On February 4 a Manhattan jury of four women and two men found that Helmsley, 82, had subjected Bell, 48, to an abusive and hostile work environment at the 600-room Park Lane, where she lives, and then fired him after learning that he is gay. The judge said the award of $321,000 for lost past earnings and benefits and $800,000 for lost future earnings and benefits was unsupported by evidence and
contrary to the jury's own findings. He also noted that Bell had run the hotel for only about four months. The judge said Bell's refusal of Helmsley's offer of a hotel management job a month before any settlement talks began--a job that would have paid $15,000 more than the $110,000 a year he made before she fired him--means he is not entitled to economic damages. And the jury's finding that Helmsley would have fired Bell anyway after learning he had lied about his work history and that he used illegal recreational drugs was inconsistent with the award of future lost wages and benefits, the judge wrote.

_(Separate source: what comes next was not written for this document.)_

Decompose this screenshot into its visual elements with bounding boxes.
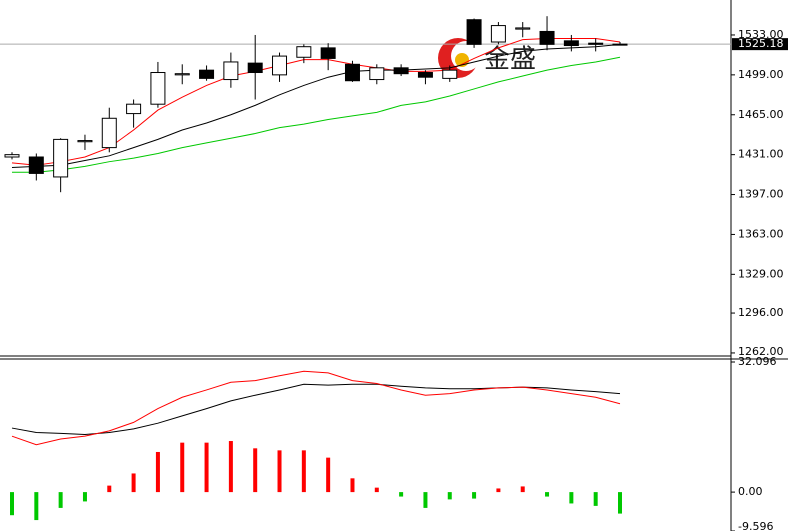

The judge said punitive damages are meant to punish and discourage others from similar behavior. There are no precise guidelines for amounts that should be awarded, he said, but they should be limited by reasonableness and constitutional considerations. "Punitive damages are not a game of Lotto," he wrote, "and more particularly to the matter at hand, Mrs. Helmsley is not a $4 billion pinata for every John, Patrick, or Charlie to poke a stick at in the hopes of hitting the jackpot."
Bell's lawyers did not respond immediately to requests for comment. A lawyer for Helmsley said the judge "did the right thing."

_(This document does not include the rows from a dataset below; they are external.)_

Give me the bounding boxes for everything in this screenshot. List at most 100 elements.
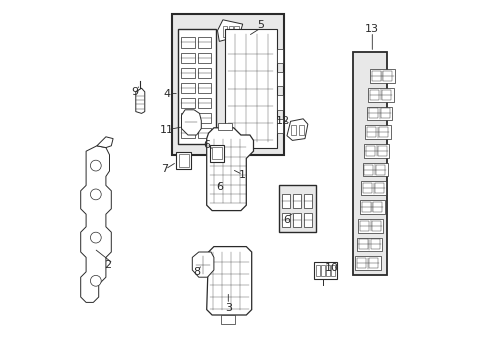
Bar — [352, 52, 386, 275]
Bar — [365, 125, 390, 139]
Bar — [303, 213, 311, 227]
Bar — [303, 194, 311, 208]
Bar — [181, 128, 195, 138]
Bar — [197, 98, 211, 108]
Bar — [282, 213, 289, 227]
Bar — [370, 239, 379, 249]
Bar — [172, 14, 284, 155]
Bar — [361, 202, 370, 212]
Bar — [371, 71, 380, 81]
Text: 12: 12 — [276, 116, 290, 126]
Bar — [197, 53, 211, 63]
Bar — [377, 146, 386, 156]
Text: 13: 13 — [365, 24, 379, 34]
Bar — [316, 265, 319, 276]
Bar — [228, 26, 232, 37]
Bar — [276, 49, 283, 63]
Bar — [359, 221, 368, 231]
Bar — [197, 37, 211, 48]
Text: 4: 4 — [163, 89, 170, 99]
Text: 3: 3 — [224, 303, 231, 313]
Bar — [368, 108, 377, 118]
Bar — [197, 113, 211, 123]
Bar — [197, 83, 211, 93]
Circle shape — [90, 232, 101, 243]
Bar — [356, 238, 381, 251]
Polygon shape — [206, 128, 253, 211]
Text: 9: 9 — [131, 87, 138, 97]
Text: 5: 5 — [257, 20, 264, 30]
Bar — [292, 213, 301, 227]
Bar — [362, 183, 371, 193]
Text: 11: 11 — [160, 125, 174, 135]
Text: 10: 10 — [324, 263, 338, 273]
Bar — [321, 265, 324, 276]
Text: 2: 2 — [104, 260, 111, 270]
Bar — [181, 83, 195, 93]
Bar — [369, 69, 394, 83]
Text: 7: 7 — [161, 164, 168, 174]
Bar — [358, 239, 367, 249]
Bar — [330, 265, 334, 276]
Bar — [212, 147, 222, 159]
Bar — [224, 29, 276, 148]
Circle shape — [90, 189, 101, 200]
Bar — [313, 262, 337, 279]
Bar — [217, 123, 231, 130]
Polygon shape — [192, 252, 213, 277]
Bar — [278, 185, 316, 232]
Text: 6: 6 — [203, 140, 210, 150]
Bar — [181, 98, 195, 108]
Bar — [368, 258, 377, 268]
Bar — [210, 145, 224, 162]
Bar — [223, 26, 227, 37]
Bar — [369, 90, 378, 100]
Polygon shape — [81, 146, 111, 302]
Bar — [181, 68, 195, 78]
Bar — [276, 95, 283, 110]
Bar — [181, 37, 195, 48]
Bar — [356, 258, 366, 268]
Bar — [366, 127, 375, 137]
Polygon shape — [136, 88, 144, 113]
Bar — [276, 119, 283, 133]
Bar — [364, 165, 373, 175]
Polygon shape — [217, 20, 242, 41]
Polygon shape — [206, 247, 251, 315]
Bar — [298, 125, 304, 135]
Bar — [374, 183, 383, 193]
Bar — [178, 154, 188, 167]
Bar — [361, 181, 386, 195]
Bar — [363, 144, 388, 158]
Bar — [371, 221, 380, 231]
Bar — [197, 68, 211, 78]
Bar — [276, 72, 283, 86]
Bar — [381, 90, 390, 100]
Bar — [290, 125, 296, 135]
Bar — [359, 200, 384, 214]
Text: 8: 8 — [193, 267, 200, 277]
Bar — [358, 219, 383, 233]
Bar — [325, 265, 329, 276]
Bar — [176, 152, 191, 169]
Bar — [375, 165, 385, 175]
Bar — [362, 163, 387, 176]
Bar — [181, 53, 195, 63]
Bar — [378, 127, 387, 137]
Bar — [365, 146, 374, 156]
Polygon shape — [286, 119, 307, 140]
Text: 6: 6 — [215, 182, 223, 192]
Bar — [373, 202, 382, 212]
Bar — [181, 113, 195, 123]
Bar — [366, 107, 391, 120]
Bar — [282, 194, 289, 208]
Text: 1: 1 — [239, 170, 245, 180]
Polygon shape — [181, 110, 201, 135]
Bar — [197, 128, 211, 138]
Bar — [234, 26, 238, 37]
Bar — [367, 88, 393, 102]
Circle shape — [90, 160, 101, 171]
Bar — [292, 194, 301, 208]
Bar — [221, 315, 235, 324]
Circle shape — [90, 275, 101, 286]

In his 16-page decision, the judge said the punitive damages award "was excessive and actuated by passion." He speculated that "Helmsley's brief [21 minutes by some estimates], belligerent, confused, agitated, and insensitive presentation only resulted in inflaming the jury." He commented on her response to a question about Bell's giving out free rooms at the Park Lane Hotel by noting that she said "in a gratuitous, acerbic gibe, 'It made him a big shot in the gay group, I guess.' That and Mrs. Helmsley's accompanying sneer made a very distinct impression on the jury. Moreover, on cross-examination, her belligerence and evasiveness did little to further her cause." He said the statements, "coupled with testimony relating to Mrs. Helmsley's high living, prior tax evasion, and insensitivity to those around her, succeeded in keeping the specter of the 'Queen of Mean' alive in the courtroom." The judge said the resulting $10 million could not under any circumstances be sustained as reasonable.
Besides dropping the punitive award to $500,000, the judge let stand awards of $30,000 for past pain, suffering, and emotional distress and $24,000 for future pain, suffering, and emotional distress over the next two years.
Helmsley's lawyer, Steven G. Eckhaus, said, "We are grateful that Judge Tolub did the right thing in throwing out the award for economic damages. We are confident that on appeal the entire judgment will be thrown out." He said he stands by his prediction "that Mr. Bell will never see a penny from
this verdict." He added that he has not spoken to Helmsley but said "she has been steadfast in her belief that she did nothing wrong."